Fixation stability seems constant in healthy subjects in contrast to the improvement found during the tests in AMD patients in the best eye alone. There was an increase in fixation stability between the first, second, and third examination sessions in the better eye of patients in the AMD group. A learning effect was seen in fixation stability in the better eye of AMD patients, but there was no learning effect in their worse eye or in healthy adult volunteers. In healthy subjects, the absence of improvement might be because their fixation stability was nearly 100% at the first examination and therefore could not be further improved. The lack of learning effect in the fixation stability of the worse eye of the AMD patients might be secondary to patient fatigue or the worse eye (with worse macular functions) should have more tests to reach stable consistency and accuracy in fixation stability on the same fixation location of the retina.

It is important to note that the mean age of the healthy subjects was 23.8 ± 1.6 years, while that of the AMD patients were 68.5 ± 7.4 years. Rohrschneider et al. [3], Weingessel et al. [4], and Morales et al. [21,22] found a decrease in fixation stability with an increasing age in normal subjects, and older observers showed greater variability in their fixations. Age might be a significant factor for fixation loss, but microperimetry is a psychophysical test; thus, it might present a learning effect for fixation stability. In our study, there was an increase in fixation stability in the better eye of AMD patients between the first and second, and between the second and third examination sessions. This might be because the participants of our study did not forget the positive learning effect of the first and second examinations over a short period (one week). Intersession test-retest variability in the learning effect over longer test-retest intervals remains to be investigated. In contrast to our results, Weinglass et al. [4] stated that older participants forgot the positive learning effect of the previous examination over a short period (less than a month). These results could also be attributed to the correlation of the learning effect with factors other than age, as shown in several studies in the literature [16-19].

We suggest that repeated measurements are required prior to microperimetry biofeedback training protocols in AMD patients. With microperimetry biofeedback training, patients with macular diseases who have lost foveal fixation capabilities are trained to relocate their preferred retinal locus (PRL) into an area with better sensitivity. This training to relocate the PRL can improve the fixation behavior and, thereby, visual performance [21-25]. Several authors have demonstrated that this training is effective in patients with loss of central vision secondary to macular pathologies, particularly in cases with geographic atrophy secondary to AMD [21,23,24,26]; however, it has also been reported that patients with macular disease may use two or more PRLs for fixation [24,25,27]. In our study during three examinations, the fixation stability improved in the better eye of AMD patients, but the stable consistency and accuracy in fixation stability on the same fixation location (same retinal locus/correct choice of the new fixation point [PRL] required more tests and biofeedback trainings.
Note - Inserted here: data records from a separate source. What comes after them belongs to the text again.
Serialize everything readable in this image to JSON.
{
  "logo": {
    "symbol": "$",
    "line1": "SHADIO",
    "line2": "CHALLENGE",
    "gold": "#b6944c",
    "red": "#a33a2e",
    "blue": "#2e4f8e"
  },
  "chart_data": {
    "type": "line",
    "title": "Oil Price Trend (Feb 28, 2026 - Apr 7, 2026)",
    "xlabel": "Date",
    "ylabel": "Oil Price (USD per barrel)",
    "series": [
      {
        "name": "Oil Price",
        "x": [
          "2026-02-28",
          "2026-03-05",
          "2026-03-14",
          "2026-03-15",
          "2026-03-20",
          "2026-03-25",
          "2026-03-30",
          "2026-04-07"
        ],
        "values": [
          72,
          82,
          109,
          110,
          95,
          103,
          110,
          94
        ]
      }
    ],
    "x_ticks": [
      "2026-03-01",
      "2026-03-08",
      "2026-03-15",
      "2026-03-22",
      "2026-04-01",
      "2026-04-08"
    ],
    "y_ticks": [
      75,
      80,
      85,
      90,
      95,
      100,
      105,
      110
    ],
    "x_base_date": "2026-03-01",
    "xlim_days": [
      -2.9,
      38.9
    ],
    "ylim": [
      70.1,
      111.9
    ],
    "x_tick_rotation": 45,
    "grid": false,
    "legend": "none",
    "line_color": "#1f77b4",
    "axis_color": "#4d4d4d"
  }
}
Our study results suggest excellent reproducibility by using MAIA microperimetry in different groups of participants. Further, our study demonstrates good reliability of MAIA microperimetry. This technique can be used to measure and follow up on exact macular function in patients with macular diseases. Improvement in the fixation stability might be considered, especially prior to the biofeedback training in AMD patients. Based on the improvement found in fixation stability, we suggest planning biofeedback training on repeated examinations.